La defensa de tus espigones te abrigaba en las noches más desafiantes y pedía paciencia al mar, que deseaba abrazar con fuerza tu costa. Y allí, tras sus brazos, tus dos playas; aquellas donde los amantes encuentran cobijo para olvidar el cálculo y pensar con poesía. Aquellas donde los heridos de amor pasean descalzos recordando aventuras inmortales.
Porque yo soñaba… Soñaba con ver el mar juntarse al cielo desde la única estrella que puedes tocar sin quemarte. Su llama ardía calmando la nostalgia de aquellos que, desde la distancia más grande, llegaban a tu Costa Verde… Porque la noche no podía ser noche sin la luz de tu faro. Era allí, en tu corona, donde calmabas todas mis iras. Donde las notas del pentagrama de aquella pequeña Capilla de la Atalaya, me susurraban al oído: “No corras si llueve, mójate”. Yo escuchaba el silencio más ruidoso, aquel que se apodera del indeciso color que precede al crepúsculo. Desde allí, desde esa blanca ermita, aquella que escuchó tantos “sí, quiero”, aquella que vivió tantos empezar de nuevo. Porque eres todo, y todo lo contrario a la vez.
Entre suspiros adormecidos, bajo la vista por el lomo de tu atalaya, de espaldas a la villa marinera, donde las almas más puras se han llevado sus mil y una historias, donde solo el rumor del oleaje y el silbido del viento rompen el silencio. La última morada de un Nobel. La mirada infinita de Severo Ochoa, que ahora te observa a diario, noche y día, los días de lluvia y los de Sol. Allí te aguardan querida Luarca, con el interminable mar extendido a su recuerdo. Almas que sin alas, sobrevuelan la distancia que les separa del paraíso terrenal. Los jardines de la Fonte Baixa, un edén donde casarme con la vista, enamorarme del olfato y hacerle el amor al tacto. Todas y cada una de sus cientos de plantas esconden una historia. Como la mía. Como la tuya… Entre sus camelias, azaleas, hortensias, castaños, fuentes, esculturas o cenadores, yo soñaba…
Porque yo soñaba… Soñaba que podía volar sobre tus cantiles, a la altura de la Ermita de San Roque, tu ángel de la guarda, aquella que te cuida desde lo alto y donde aún llega ese perfume a manzana. Ese olor que merece ser recordado. El que elegía cada noche, el que no hay que descifrar. La única sobredosis que tiene licencia para acariciarte el alma cuando estas cerca, la única que tiene licencia para dolerte por dentro cuando estás lejos. Volaba… Volaba sobre esos rincones que son postales, sobre tus edificios coloniales y tus siete puentes sobre el Río Negro, ese que te parte en dos, aquel donde cayeron los dos enamorados, que según tus leyendas, murieron unidos para siempre en un beso.
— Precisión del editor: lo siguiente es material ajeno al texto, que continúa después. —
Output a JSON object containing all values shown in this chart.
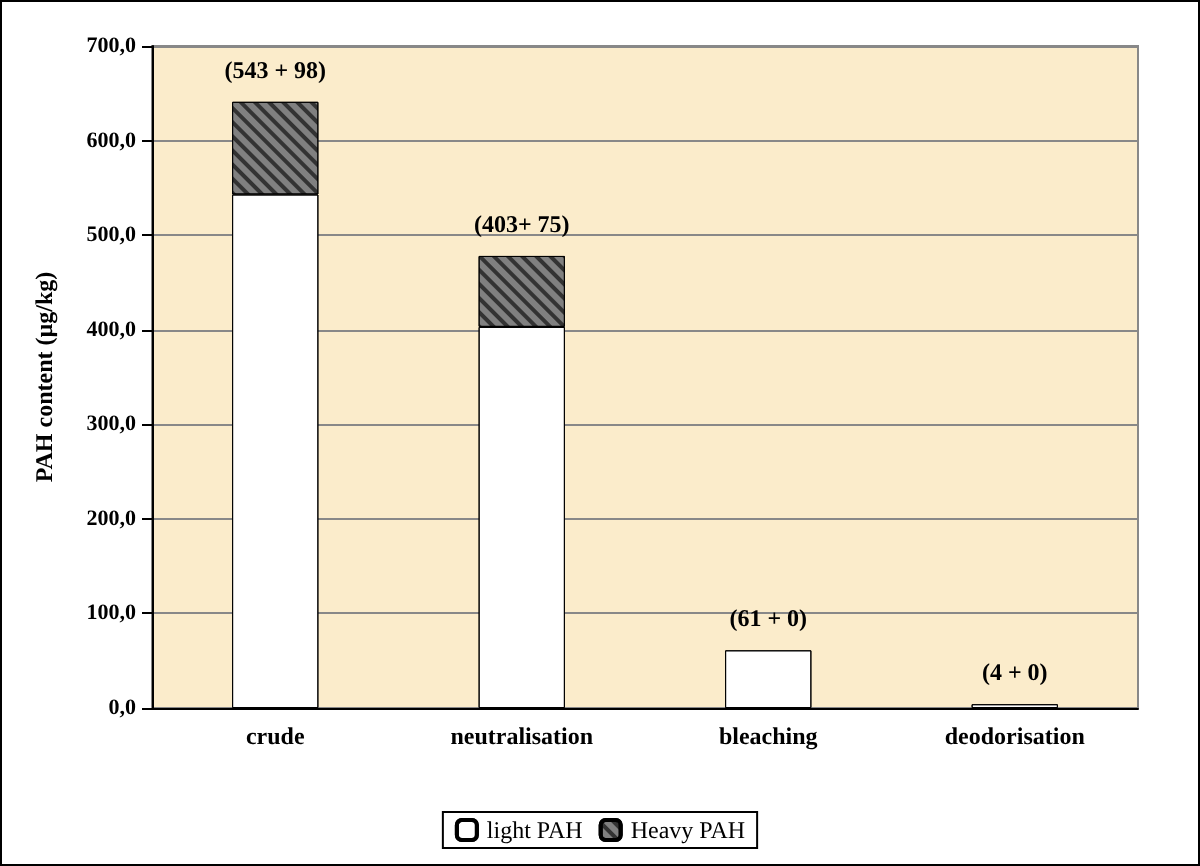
{
  "chart_data": {
    "type": "bar",
    "stacked": true,
    "ylabel": "PAH content (µg/kg)",
    "categories": [
      "crude",
      "neutralisation",
      "bleaching",
      "deodorisation"
    ],
    "series": [
      {
        "name": "light PAH",
        "color": "#ffffff",
        "values": [
          543,
          403,
          61,
          4
        ]
      },
      {
        "name": "Heavy PAH",
        "color": "#808080",
        "values": [
          98,
          75,
          0,
          0
        ]
      }
    ],
    "ylim": [
      0,
      700
    ],
    "yticks": [
      {
        "value": 0,
        "label": "0,0"
      },
      {
        "value": 100,
        "label": "100,0"
      },
      {
        "value": 200,
        "label": "200,0"
      },
      {
        "value": 300,
        "label": "300,0"
      },
      {
        "value": 400,
        "label": "400,0"
      },
      {
        "value": 500,
        "label": "500,0"
      },
      {
        "value": 600,
        "label": "600,0"
      },
      {
        "value": 700,
        "label": "700,0"
      }
    ],
    "annotations": [
      {
        "text": "(543 + 98)",
        "x": "crude",
        "y": 641
      },
      {
        "text": "(403+ 75)",
        "x": "neutralisation",
        "y": 478
      },
      {
        "text": "(61 + 0)",
        "x": "bleaching",
        "y": 61
      },
      {
        "text": "(4 + 0)",
        "x": "deodorisation",
        "y": 4
      }
    ],
    "grid": "y",
    "legend": "bottom"
  }
}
Veo tus murallas, hechas de montañas cubiertas de verde salvaje sobre tierra húmeda. El viejo puente del ferrocarril que ha traído tantas maletas de sueños. Porque los trenes no solo pasan para subirte, también te llevan a la estación correcta en la que bajarte.
Desde lo alto te observaba. Desde allí tú eras mía.
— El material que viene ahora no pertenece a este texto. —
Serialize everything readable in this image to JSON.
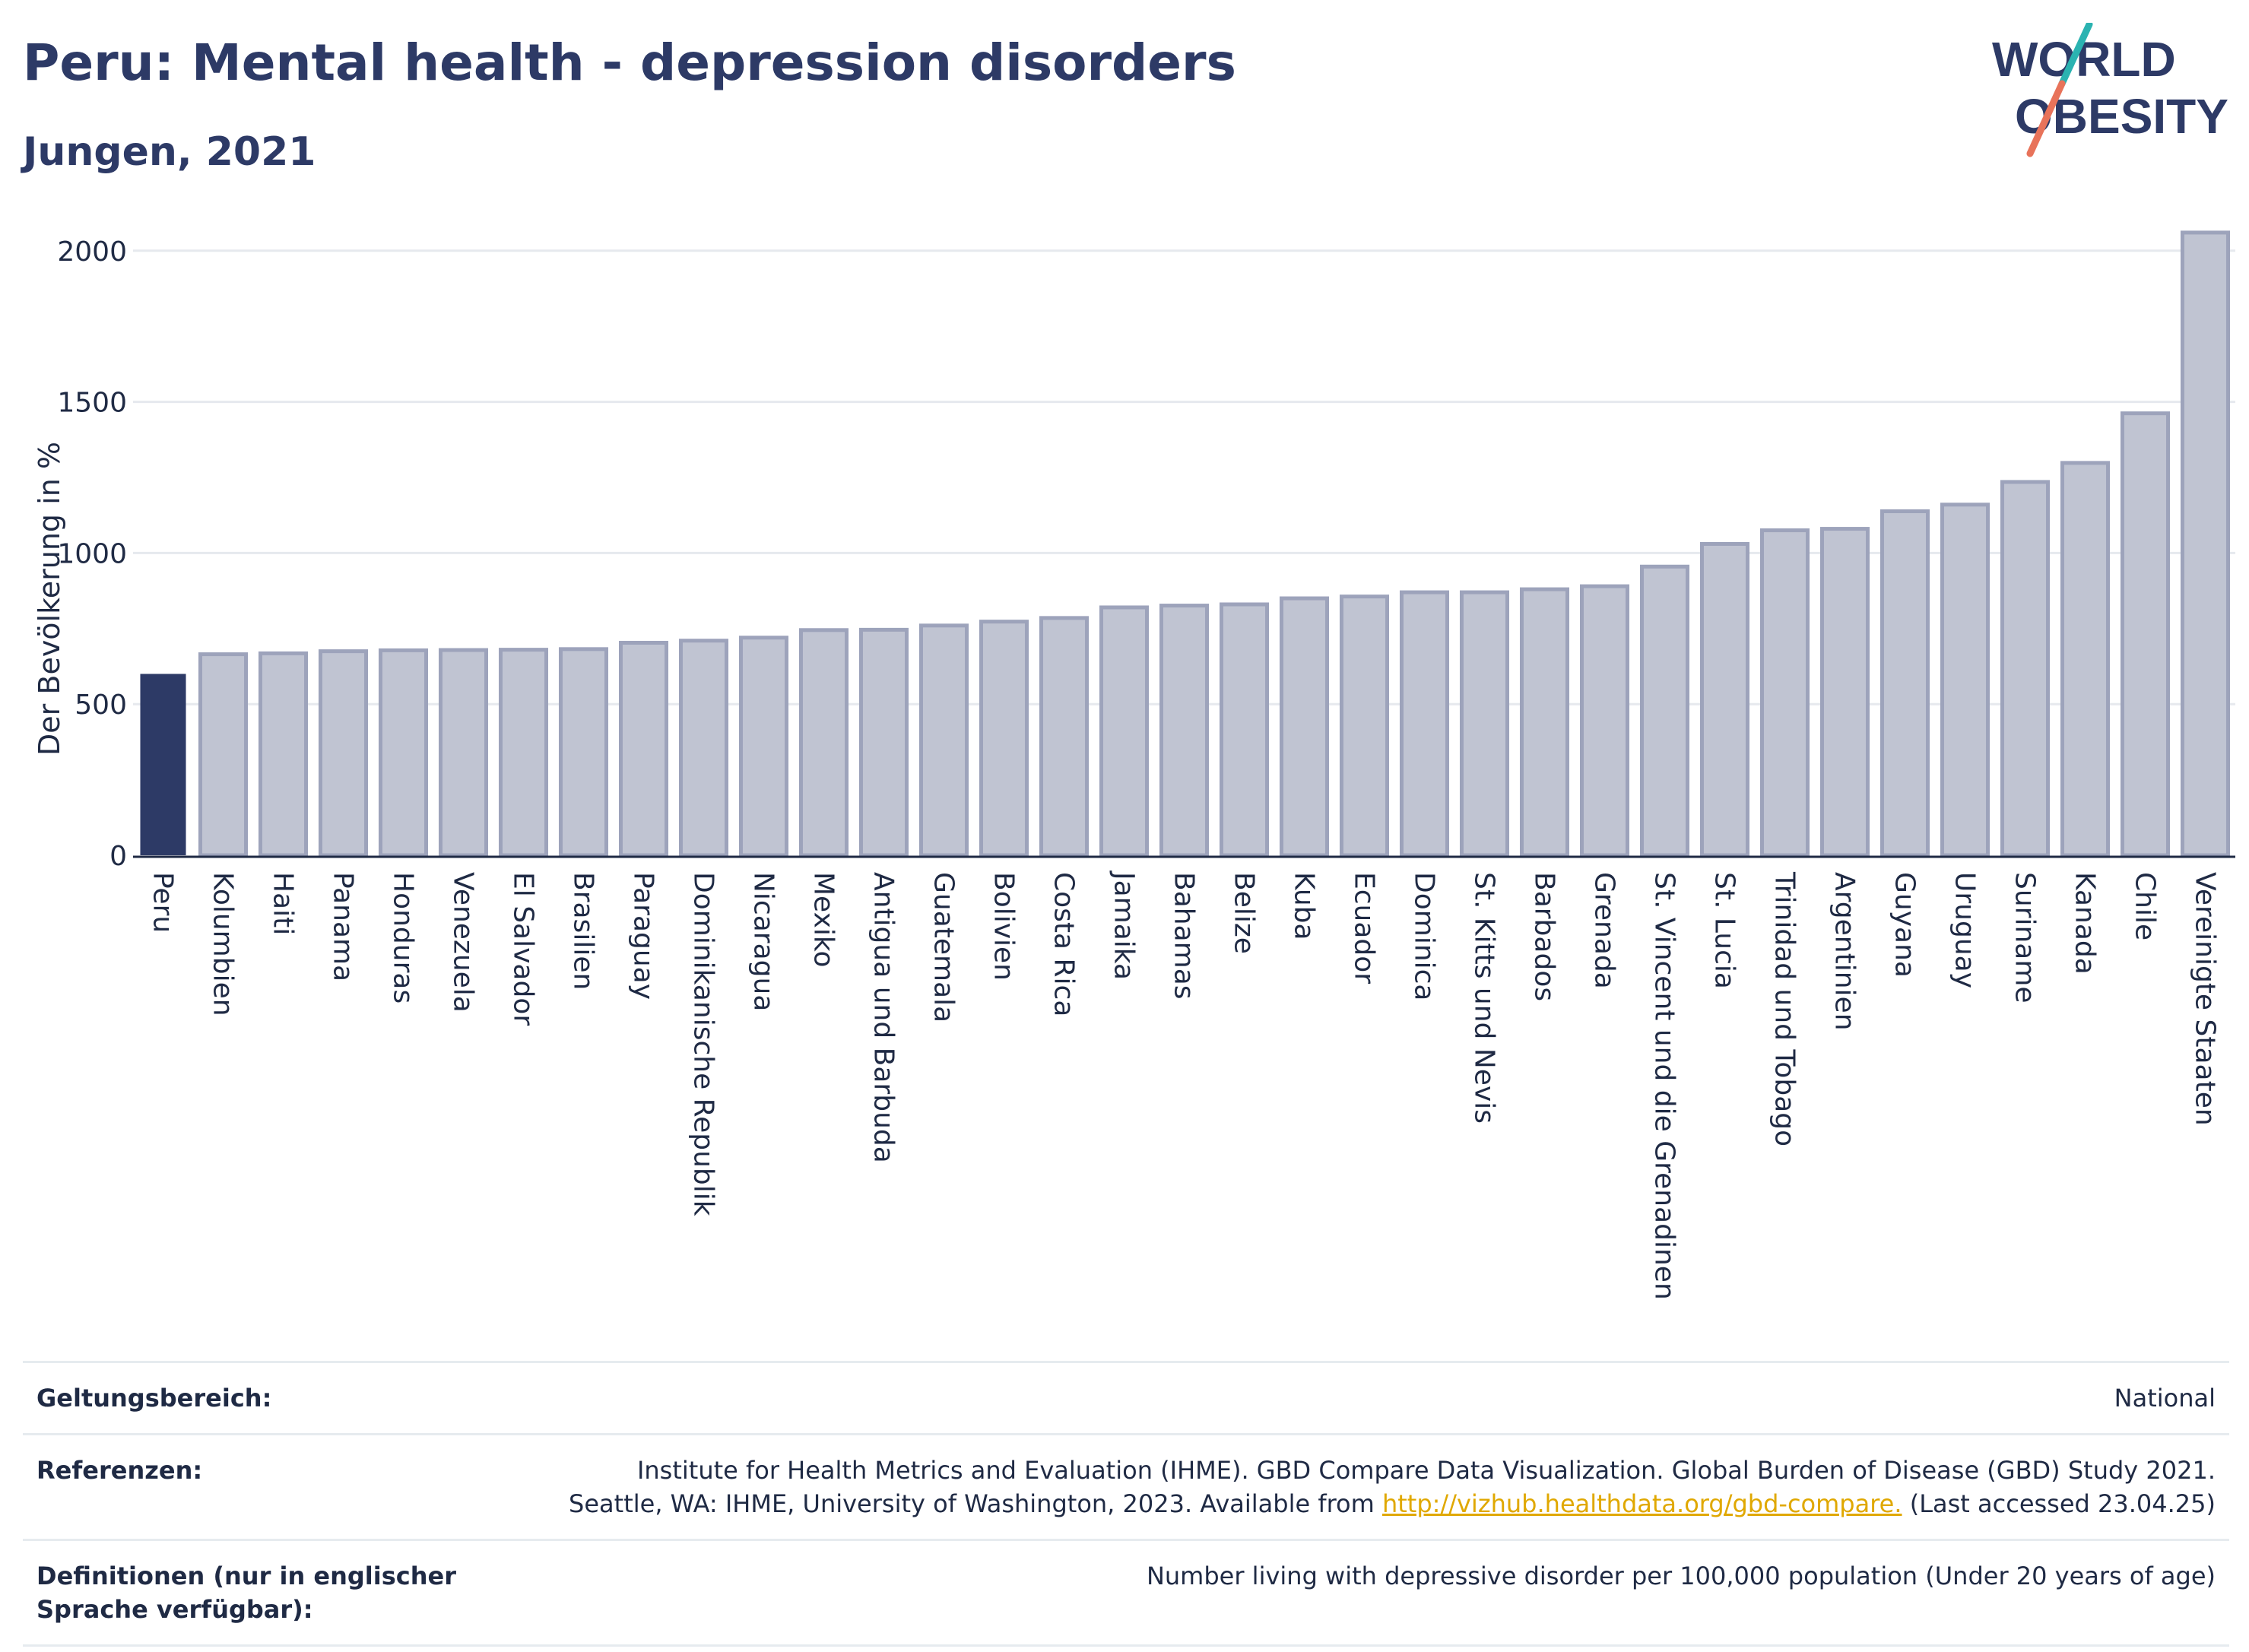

Pero cuanto más alto subía más me precipitaba a la realidad. La noche se termina y tú te disipas fundiéndote en la claridad de la mañana. Me rendí. El sueño dejó caer sus últimas armas y yo me vestí de valor. La ventana entreabierta dejaba pasar una ligera brisa que me acariciaba el pelo. Tras la tibia niebla y el susurro del orbayu… Allí estabas Villa Blanca. Tu Costa Verde, la melodía de las gaviotas, el chocar de las olas contra tu muelle…De nuevo la alegría de bienvenida en tu puerto. Y es que a veces los sueños se hacen realidad de una manera que ni ellos mismos se enteran.
Ya no hacía falta pedirle velocidad al reloj, ni tiempo a la noche. No importaba cuanto tardara en caer el día. Yo había vuelto a ti, a tu horizonte interminable… Porque contigo, querida Luarca… Infinitos.